Residential property sales in the region totalled 5,173 in March 2016, an increase of 27.4 per cent from the 4,060 sales recorded in March 2015 and an increase of 24 per cent compared to February 2016 when 4,172 homes sold.


Last month’s sales were 56 per cent above the 10-year sales average for the month. "March was the highest selling month the REBGV has ever recorded,” Dan Morrison, REBGV president said. “Today's demand is broad based. Home buyers are active in neighbourhoods across our region."


New listings for detached, attached and apartment properties in Metro Vancouver totalled 6,278 in March 2016. This represents an increase of 5.2 per cent compared to the 5,968 units listed in March 2015 and an 8 per cent increase compared to February 2016 when 5,812 properties were listed.


The total number of properties currently listed for sale on the MLS® system in Metro Vancouver is 7,358, a 40.5 per cent decline compared to March 2015 (12,376) and a 0.8 per cent increase compared to February 2016 (7,299).

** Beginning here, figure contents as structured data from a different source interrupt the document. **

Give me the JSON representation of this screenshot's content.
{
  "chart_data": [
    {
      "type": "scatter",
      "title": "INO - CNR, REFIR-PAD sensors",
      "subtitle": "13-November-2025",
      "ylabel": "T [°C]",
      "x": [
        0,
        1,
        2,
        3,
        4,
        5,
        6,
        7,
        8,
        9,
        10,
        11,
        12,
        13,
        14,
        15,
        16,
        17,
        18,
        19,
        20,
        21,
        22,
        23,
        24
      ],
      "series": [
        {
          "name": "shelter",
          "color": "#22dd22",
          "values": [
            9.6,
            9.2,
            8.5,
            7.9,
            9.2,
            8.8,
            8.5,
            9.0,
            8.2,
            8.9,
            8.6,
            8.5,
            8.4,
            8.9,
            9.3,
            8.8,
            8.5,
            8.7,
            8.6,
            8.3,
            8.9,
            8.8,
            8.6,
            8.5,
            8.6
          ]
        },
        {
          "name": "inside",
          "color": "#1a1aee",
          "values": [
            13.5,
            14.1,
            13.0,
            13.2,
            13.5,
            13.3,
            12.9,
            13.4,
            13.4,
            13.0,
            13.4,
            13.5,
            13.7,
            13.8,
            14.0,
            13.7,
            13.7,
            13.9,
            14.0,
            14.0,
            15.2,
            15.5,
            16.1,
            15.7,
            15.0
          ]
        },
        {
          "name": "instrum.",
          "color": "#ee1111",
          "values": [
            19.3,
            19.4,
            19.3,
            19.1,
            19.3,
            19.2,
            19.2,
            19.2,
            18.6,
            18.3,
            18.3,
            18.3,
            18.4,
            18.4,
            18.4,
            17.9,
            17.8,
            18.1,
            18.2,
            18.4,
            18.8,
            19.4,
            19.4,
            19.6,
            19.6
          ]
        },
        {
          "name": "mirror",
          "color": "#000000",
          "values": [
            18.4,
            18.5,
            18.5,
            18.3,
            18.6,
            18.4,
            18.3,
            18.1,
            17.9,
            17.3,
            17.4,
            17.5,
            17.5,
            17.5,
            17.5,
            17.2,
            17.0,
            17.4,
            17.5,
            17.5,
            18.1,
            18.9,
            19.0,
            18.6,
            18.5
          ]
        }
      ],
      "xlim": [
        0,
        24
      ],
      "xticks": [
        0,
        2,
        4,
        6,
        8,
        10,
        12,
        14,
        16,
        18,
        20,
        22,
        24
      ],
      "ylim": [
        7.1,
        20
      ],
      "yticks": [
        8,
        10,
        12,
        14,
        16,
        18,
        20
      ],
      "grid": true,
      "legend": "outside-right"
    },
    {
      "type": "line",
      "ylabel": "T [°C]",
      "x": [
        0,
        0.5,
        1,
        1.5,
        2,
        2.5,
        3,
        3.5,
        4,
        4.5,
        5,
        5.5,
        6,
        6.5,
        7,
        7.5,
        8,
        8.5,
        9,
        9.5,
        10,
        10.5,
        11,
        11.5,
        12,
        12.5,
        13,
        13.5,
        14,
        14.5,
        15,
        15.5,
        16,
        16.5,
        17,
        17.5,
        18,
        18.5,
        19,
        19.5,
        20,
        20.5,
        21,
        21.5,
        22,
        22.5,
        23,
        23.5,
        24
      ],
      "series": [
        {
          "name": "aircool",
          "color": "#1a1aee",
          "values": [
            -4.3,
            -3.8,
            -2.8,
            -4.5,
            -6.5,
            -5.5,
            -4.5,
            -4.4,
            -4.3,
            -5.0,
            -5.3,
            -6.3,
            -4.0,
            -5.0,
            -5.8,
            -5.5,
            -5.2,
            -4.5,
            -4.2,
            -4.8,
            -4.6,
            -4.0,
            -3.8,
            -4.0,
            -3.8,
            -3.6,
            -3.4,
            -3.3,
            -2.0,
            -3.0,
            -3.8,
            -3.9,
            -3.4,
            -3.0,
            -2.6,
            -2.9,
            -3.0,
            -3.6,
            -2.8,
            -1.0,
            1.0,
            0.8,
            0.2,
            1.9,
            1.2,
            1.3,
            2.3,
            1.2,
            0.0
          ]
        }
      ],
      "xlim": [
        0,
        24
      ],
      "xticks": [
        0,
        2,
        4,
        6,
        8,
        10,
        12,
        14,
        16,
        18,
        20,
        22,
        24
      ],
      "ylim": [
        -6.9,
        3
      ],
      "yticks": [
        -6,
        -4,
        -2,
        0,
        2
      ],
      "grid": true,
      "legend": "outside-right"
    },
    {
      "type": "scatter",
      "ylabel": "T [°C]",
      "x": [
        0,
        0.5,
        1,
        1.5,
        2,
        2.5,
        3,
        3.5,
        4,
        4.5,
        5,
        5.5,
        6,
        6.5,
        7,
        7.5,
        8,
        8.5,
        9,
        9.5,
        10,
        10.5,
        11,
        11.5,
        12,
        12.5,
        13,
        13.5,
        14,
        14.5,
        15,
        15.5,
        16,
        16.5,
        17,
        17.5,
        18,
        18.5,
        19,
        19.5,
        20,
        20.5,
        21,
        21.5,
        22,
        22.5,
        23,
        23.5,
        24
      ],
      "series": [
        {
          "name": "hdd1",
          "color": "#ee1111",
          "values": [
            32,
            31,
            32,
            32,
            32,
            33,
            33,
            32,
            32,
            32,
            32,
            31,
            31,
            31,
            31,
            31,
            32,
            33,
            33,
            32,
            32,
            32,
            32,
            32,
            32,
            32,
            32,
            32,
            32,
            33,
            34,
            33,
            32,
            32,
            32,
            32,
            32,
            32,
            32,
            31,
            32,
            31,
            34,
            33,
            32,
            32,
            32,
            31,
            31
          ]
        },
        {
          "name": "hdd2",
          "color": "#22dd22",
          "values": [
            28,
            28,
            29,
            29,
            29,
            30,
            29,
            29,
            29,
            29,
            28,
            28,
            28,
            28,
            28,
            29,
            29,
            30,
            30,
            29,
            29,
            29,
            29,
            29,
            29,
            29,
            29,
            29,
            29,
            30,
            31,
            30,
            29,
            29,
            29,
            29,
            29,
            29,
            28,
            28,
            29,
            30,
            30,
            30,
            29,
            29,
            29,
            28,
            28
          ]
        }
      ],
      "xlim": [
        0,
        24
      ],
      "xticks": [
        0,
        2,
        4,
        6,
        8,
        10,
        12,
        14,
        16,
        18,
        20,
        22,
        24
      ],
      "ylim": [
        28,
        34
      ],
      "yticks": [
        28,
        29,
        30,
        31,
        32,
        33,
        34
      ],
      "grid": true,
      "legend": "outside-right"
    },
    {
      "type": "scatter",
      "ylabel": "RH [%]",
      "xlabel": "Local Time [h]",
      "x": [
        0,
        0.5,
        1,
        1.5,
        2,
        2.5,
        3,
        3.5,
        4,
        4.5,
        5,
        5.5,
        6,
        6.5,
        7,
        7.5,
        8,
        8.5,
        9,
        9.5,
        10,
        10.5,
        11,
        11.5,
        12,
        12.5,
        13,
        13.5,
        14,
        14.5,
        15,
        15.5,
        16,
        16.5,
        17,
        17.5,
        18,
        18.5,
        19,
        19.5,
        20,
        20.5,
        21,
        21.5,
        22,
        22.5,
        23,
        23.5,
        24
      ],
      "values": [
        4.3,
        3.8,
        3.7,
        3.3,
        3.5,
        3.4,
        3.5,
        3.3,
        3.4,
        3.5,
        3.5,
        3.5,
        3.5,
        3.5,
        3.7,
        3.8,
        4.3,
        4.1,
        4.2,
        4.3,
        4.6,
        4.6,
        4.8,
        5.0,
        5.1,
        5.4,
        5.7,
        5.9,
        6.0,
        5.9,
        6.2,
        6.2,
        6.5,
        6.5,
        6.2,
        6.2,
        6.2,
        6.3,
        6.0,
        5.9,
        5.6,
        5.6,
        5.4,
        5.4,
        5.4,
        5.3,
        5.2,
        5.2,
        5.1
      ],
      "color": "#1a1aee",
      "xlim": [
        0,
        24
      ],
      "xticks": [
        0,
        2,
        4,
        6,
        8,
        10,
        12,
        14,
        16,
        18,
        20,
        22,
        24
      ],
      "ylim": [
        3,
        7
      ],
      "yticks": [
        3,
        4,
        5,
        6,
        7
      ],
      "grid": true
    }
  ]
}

“Strong job and economic growth in our province, positive net migration and low interest rates are helping to drive this activity," Morrison said.


The MLS® Home Price Index composite benchmark price for all residential properties in Metro Vancouver is currently $815,000. This represents a 23.2 per cent increase compared to March 2015.


Sales of detached properties in March 2016 reached 2,135, an increase of 24.8 per cent from the 1,711 detached sales recorded in March 2015. The benchmark price for detached properties increased 27.4 per cent from March 2015 to $1,342,500.


Sales of apartment properties reached 2,252 in March 2016, an increase of 38.4 per cent compared to the 1,627 sales in March 2015.The benchmark price of an apartment property increased 18.8 per cent from March 2015 to $462,800.


Attached property sales in March 2016 totalled 786, an increase of 8.9 per cent compared to the 722 sales in March 2015. The benchmark price of an attached unit increased 20.1 per cent from March 2015 to $589,100.